Anyway, the Cranbury children are but little corrupted by these philosophies, and are both friendly and well-mannered. On the frozen lake in the moonlight they look enchanting, but then so does almost everyone (though nobody could claim ethereal charm for the man in the black hat). These eastern country occasions offer some of the best of American life. In the eighteenth century Crèvecoeur posed the celebrated question: “What is he, the American, this new man?” His shade
might well go to Cranbury for an answer, on a moonlit skating evening, and choose for itself a characteristic citizen—the elderly man leaning against the wall of the fire station, for example, chewing a harsh cigar and exchanging a few cryptic words with the fireman in the upstairs window.
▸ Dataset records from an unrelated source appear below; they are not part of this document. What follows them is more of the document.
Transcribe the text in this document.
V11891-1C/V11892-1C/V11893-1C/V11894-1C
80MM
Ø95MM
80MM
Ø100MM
Such a man knows little of Europe and its values, but is quite willing to learn; dislikes and distrusts authority, but is ready to cooperate if nicely asked; likes to get a jump on progress, but resents progress jumping the gun on him; can be a fearful bore, but tries to reach his conclusions fairly; enjoys watching the skating, but will be up early next morning; cares not two hoots for smart Princeton or dazzling New York, owns a fine car and a sound bank balance, but still approaches life with some humility. This was the new man of Crèvecoeur’s century; now a hale survivor of the old America.